Eggless Caramel Ice Cream

Eggless Caramel Ice Cream.  I created this delicious concoction by accident and I am so glad my ingredients were lacking that day because I just love how this creamy dessert turned out.

Every time I go to Costco I buy Half & Half. Mainly because I hate to use cream and sometimes I just can’t make a sauce work with just milk. I also love it because you can get a half gallon of half & half at Costco for something ridiculously cheap like $3. The dilemma I face is that I hate to waste and I just don’t use very much half & half. Many times I end up dumping much of it down the drain, which I just hate to do. I have found a solution to my quandary…

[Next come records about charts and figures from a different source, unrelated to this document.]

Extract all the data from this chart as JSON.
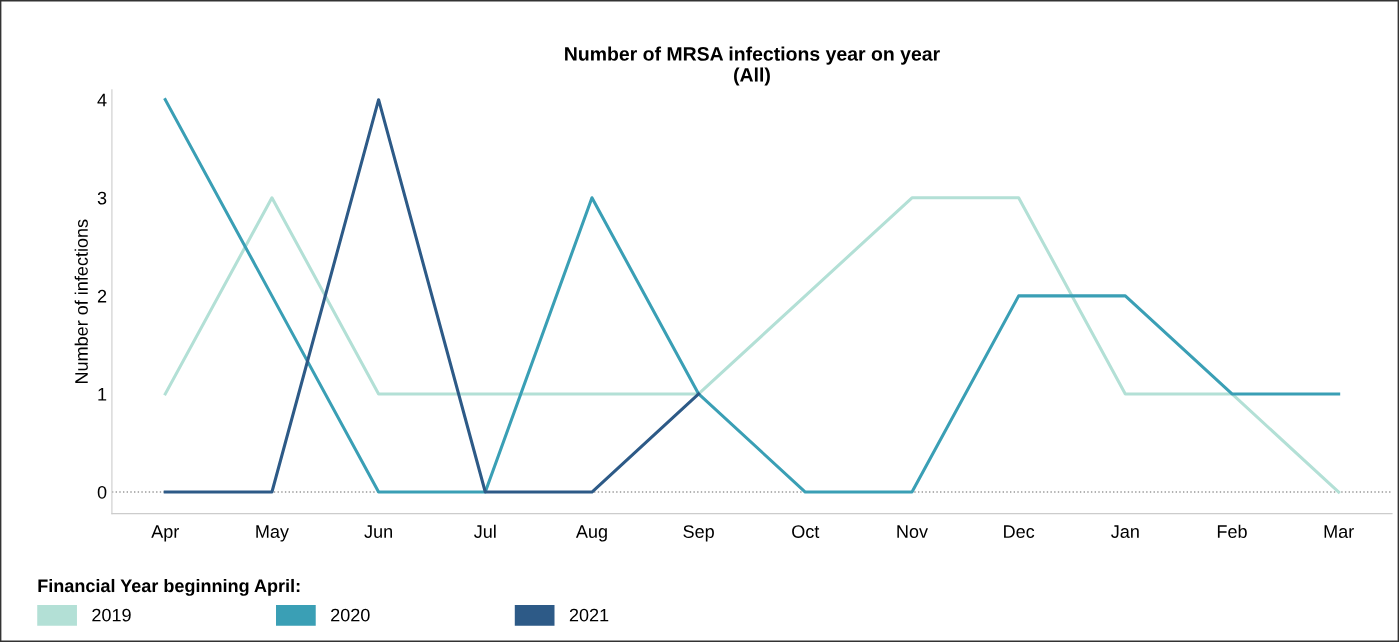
{
  "chart_data": {
    "type": "line",
    "title": "Number of MRSA infections year on year\n(All)",
    "ylabel": "Number of infections",
    "legend_title": "Financial Year beginning April:",
    "categories": [
      "Apr",
      "May",
      "Jun",
      "Jul",
      "Aug",
      "Sep",
      "Oct",
      "Nov",
      "Dec",
      "Jan",
      "Feb",
      "Mar"
    ],
    "series": [
      {
        "name": "2019",
        "color": "#b3e0d6",
        "values": [
          1,
          3,
          1,
          1,
          1,
          1,
          2,
          3,
          3,
          1,
          1,
          0
        ]
      },
      {
        "name": "2020",
        "color": "#3a9fb5",
        "values": [
          4,
          2,
          0,
          0,
          3,
          1,
          0,
          0,
          2,
          2,
          1,
          1
        ]
      },
      {
        "name": "2021",
        "color": "#2d5a87",
        "values": [
          0,
          0,
          4,
          0,
          0,
          1,
          null,
          null,
          null,
          null,
          null,
          null
        ]
      }
    ],
    "ylim": [
      -0.22,
      4.1
    ],
    "yticks": [
      0,
      1,
      2,
      3,
      4
    ],
    "grid": false,
    "legend": "bottom left",
    "marker": "none",
    "line_style": "solid",
    "ref_lines": [
      {
        "axis": "y",
        "value": 0,
        "color": "#999999",
        "line_style": "dotted"
      }
    ]
  }
}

Yesterday it was particularly hot and I was craving ice cream. I thought what better way to use this half & half. I was faced with a larger conundrum when I realized I was out of eggs. I searched the web for eggless ice cream recipes and fused a bunch together to come up with this brown sugar, butter ice cream. I ate it for breakfast – it is so good. I am actually pretty embarrassed because I think it might be gone before my husband gets home and he loved it. I think I will need to make more, lord knows I have enough half & half.

Eggless Caramel Ice Cream

Ingredients
2 T. butter
1/2 c. light brown sugar, firmly packed
2 cups half & half
1 tsp. pure vanilla extract
1/4 tsp. salt

Directions
Melt the butter, brown sugar and salt over medium heat in a medium saucepan until melted and fully incorporated. Once melted, add the half & half and stir over low heat until the brown sugar mixture and half & half is fully incorporated.

Remove from the heat and add the vanilla. Refrigerate for 8 hours and then freeze according to your ice cream makers directions.

This ice cream is so delicious you won’t miss the eggs or the cream!